序論(1) ―新しい歌を主に向かって歌えー


<はじめに>

  • 聖書の中には「新しい歌を主に歌え」という命令が多く記述されている。詩篇33篇3節、40篇4節、96篇1節、98篇1節、144篇9節、149篇1節、イザヤ42篇10節、黙示録5章9節、14章3節の9回。
  • 神の民である教会はその最初から歌う共同体であった。賛美なしにキリスト教礼拝は考えられない。キリスト教会はこの伝統をその母胎であったユダヤ教、ないしは旧約聖書の詩篇から受け継いだ。詩篇は賛美の源泉である。その詩篇の中に「新しい歌」という表現が見られる(聖書では9回のうち6回までが詩篇にある)。詩篇に発した「新しい歌」は、キリスト教会の歴史の初期から現代に至るまでの各時代に作られ、今日まで歌い続けられてきている。本講義においては、教会史における「新しい歌」がどのようにして生まれ、それがどのように受け継がれ、また、新たな歌を必要とする状況を生み出したかを検証する「新しい歌」の歴史神学的考察である。

1. 新しい歌の様々な定義

① 「新しい歌」とは、その時代時代に生まれて歌われた歌のこと。
② 「新しい歌」とは、新作の歌ではなく、神への救いの驚き、感謝、感動を新たな思いで歌う歌のこと。
③ 「新しい歌」とは、その都度、その都度、神から与えられる歌のこと。
④ 「新しい歌」とは、主に贖われた者(救われた者)にしか歌えない歌(賛美)のこと。
⑤ 「新しい歌」とは、絶えず心をリニューアルされ、新しい気持ちで歌う歌のこと。
⑥ 「新しい歌」とは、新作、あるいは最近流行している歌ではない。
⑦ 「新しい歌」とは、人間がこれまで歌ってきた歌とはまったく質の異なる歌のこと。
⑧ 「新しい歌」とは、新しい心によって歌われる新しい心の歌のこと。
⑨ 「新しい歌」とは、待ちに待った救いが来たという歓喜の叫びと共に歌われる歌のこと。
⑩ 「新しい歌」とは、即興で与えられる自分しか歌えない新しい霊の歌のこと。
⑪ 「新しい歌」とは、終末論的な賛歌のこと。つまり救いの完成を見つめながら歌う歌のこと。
⑫ 「新しい歌」とは、救いの感謝と喜びの歌、愛の交わりの歌、信仰と希望の歌のこと。
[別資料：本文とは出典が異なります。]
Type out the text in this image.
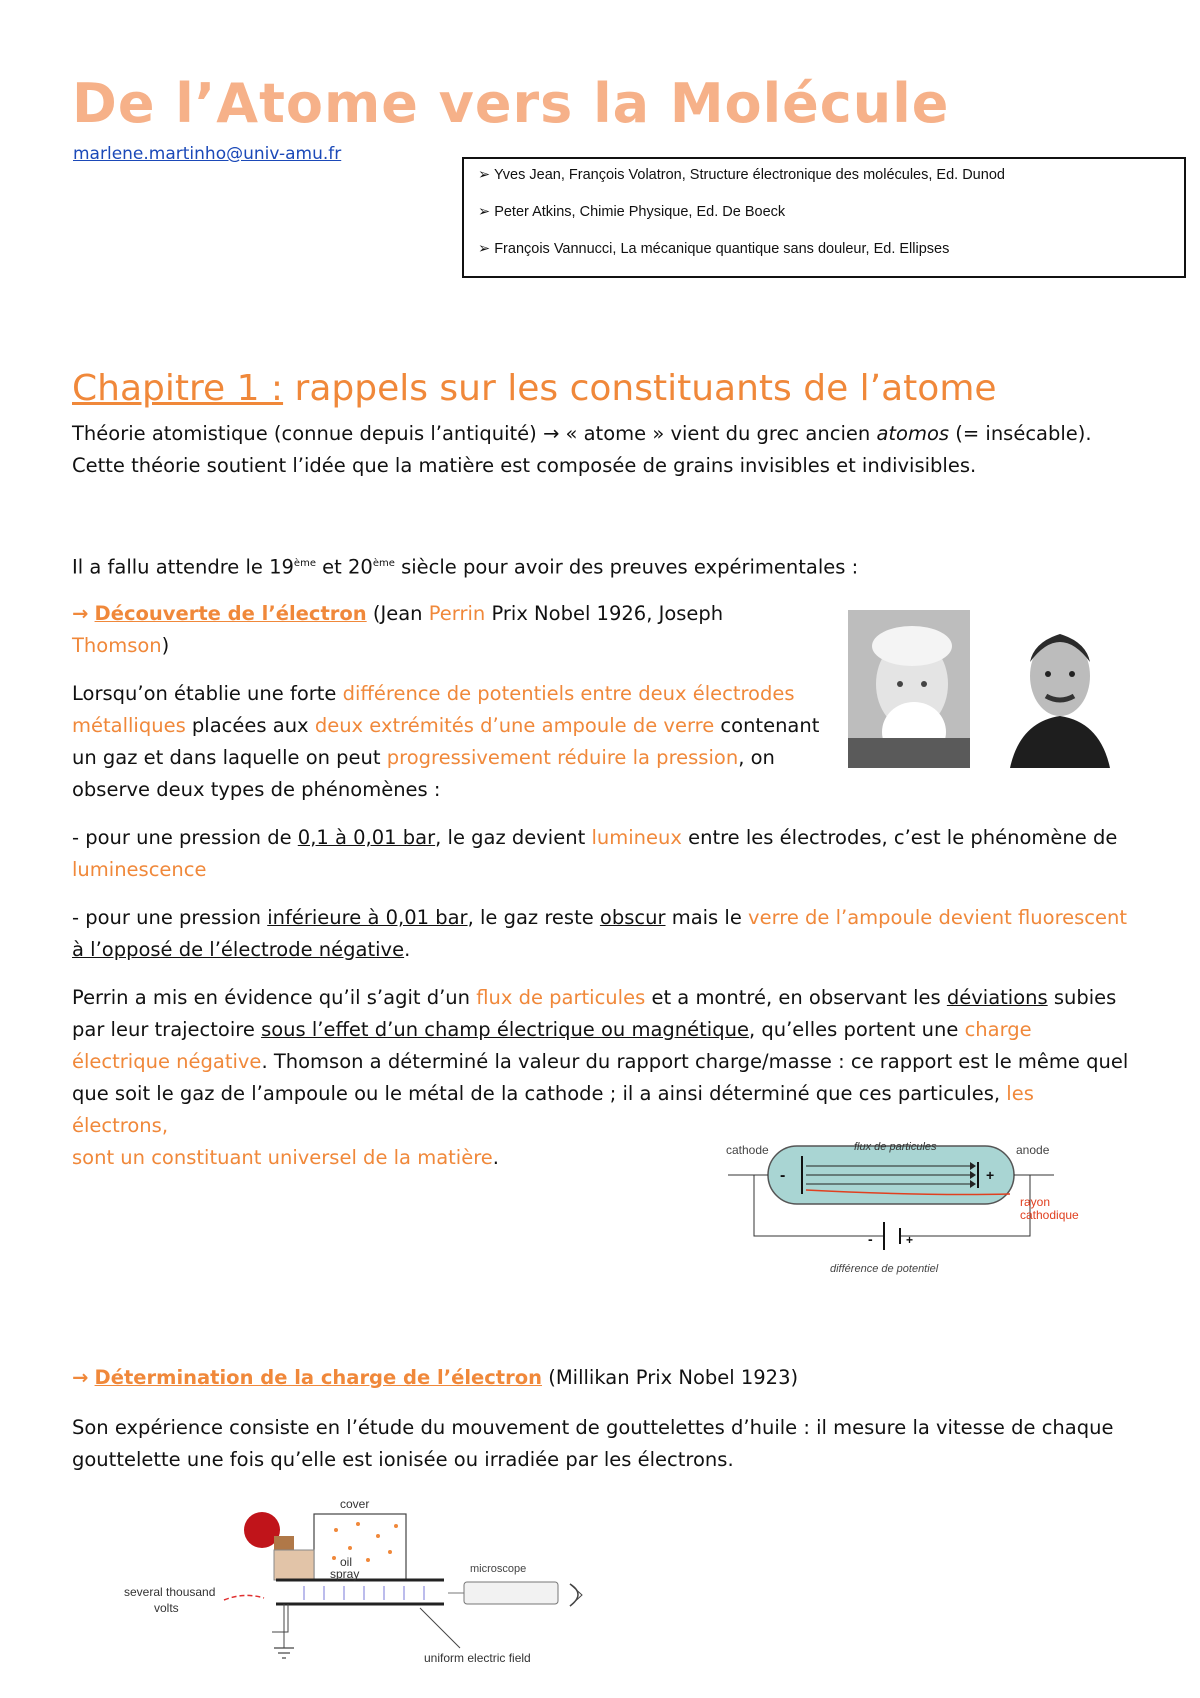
De l’Atome vers la Molécule
marlene.martinho@univ-amu.fr
➢ Yves Jean, François Volatron, Structure électronique des molécules, Ed. Dunod
➢ Peter Atkins, Chimie Physique, Ed. De Boeck
➢ François Vannucci, La mécanique quantique sans douleur, Ed. Ellipses
Chapitre 1 : rappels sur les constituants de l’atome
Théorie atomistique (connue depuis l’antiquité) → « atome » vient du grec ancien atomos (= insécable).
Cette théorie soutient l’idée que la matière est composée de grains invisibles et indivisibles.
Il a fallu attendre le 19ème et 20ème siècle pour avoir des preuves expérimentales :
→ Découverte de l’électron (Jean Perrin Prix Nobel 1926, Joseph
Thomson)
Lorsqu’on établie une forte différence de potentiels entre deux électrodes
métalliques placées aux deux extrémités d’une ampoule de verre contenant
un gaz et dans laquelle on peut progressivement réduire la pression, on
observe deux types de phénomènes :
- pour une pression de 0,1 à 0,01 bar, le gaz devient lumineux entre les électrodes, c’est le phénomène de
luminescence
- pour une pression inférieure à 0,01 bar, le gaz reste obscur mais le verre de l’ampoule devient fluorescent
à l’opposé de l’électrode négative.
Perrin a mis en évidence qu’il s’agit d’un flux de particules et a montré, en observant les déviations subies
par leur trajectoire sous l’effet d’un champ électrique ou magnétique, qu’elles portent une charge
électrique négative. Thomson a déterminé la valeur du rapport charge/masse : ce rapport est le même quel
que soit le gaz de l’ampoule ou le métal de la cathode ; il a ainsi déterminé que ces particules, les électrons,
sont un constituant universel de la matière.	cathode	anode
flux de particules
-	+
rayon
cathodique
-	+
différence de potentiel
→ Détermination de la charge de l’électron (Millikan Prix Nobel 1923)
Son expérience consiste en l’étude du mouvement de gouttelettes d’huile : il mesure la vitesse de chaque
gouttelette une fois qu’elle est ionisée ou irradiée par les électrons.
cover
oil
spray	microscope
several thousand
volts
uniform electric field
  • 以上のように、新しい歌といっても、さまざまな考え方や理解のしかたが見られる。

(1) 「新しい歌」を歌う目的

  • 「新しい歌を主に向かって歌え」と命じられるのは、神ご自身が私たちのうちに、絶えず新しいことをなそうとされているからである。その意味では確かな終末的希望が見出されることと密接な関係があります。

(2)「新しい歌」の今日的必要性

  • 私たちは、今を生きるために神への「新しい歌」を必要としている。なぜなら、生きた賛美は、新しく造られた民が、新しい心によって歌われるべきだからである。
  • 主に向かっての「新しい歌」の特徴は、喜びに満ちあふれた賛美と祈りであり、主体的な信仰の告白でもある。そしてそれは聖霊によって日々新たにされる必要がある。私たちのために、私たちのうちになされる主の奇しいわざを発見しつつ、私たち自身が日々新たにされるとき、そこに「新しい歌」が生まれると信じる。しかもそれはその都度、神から与えられるものであることは言うまでもない。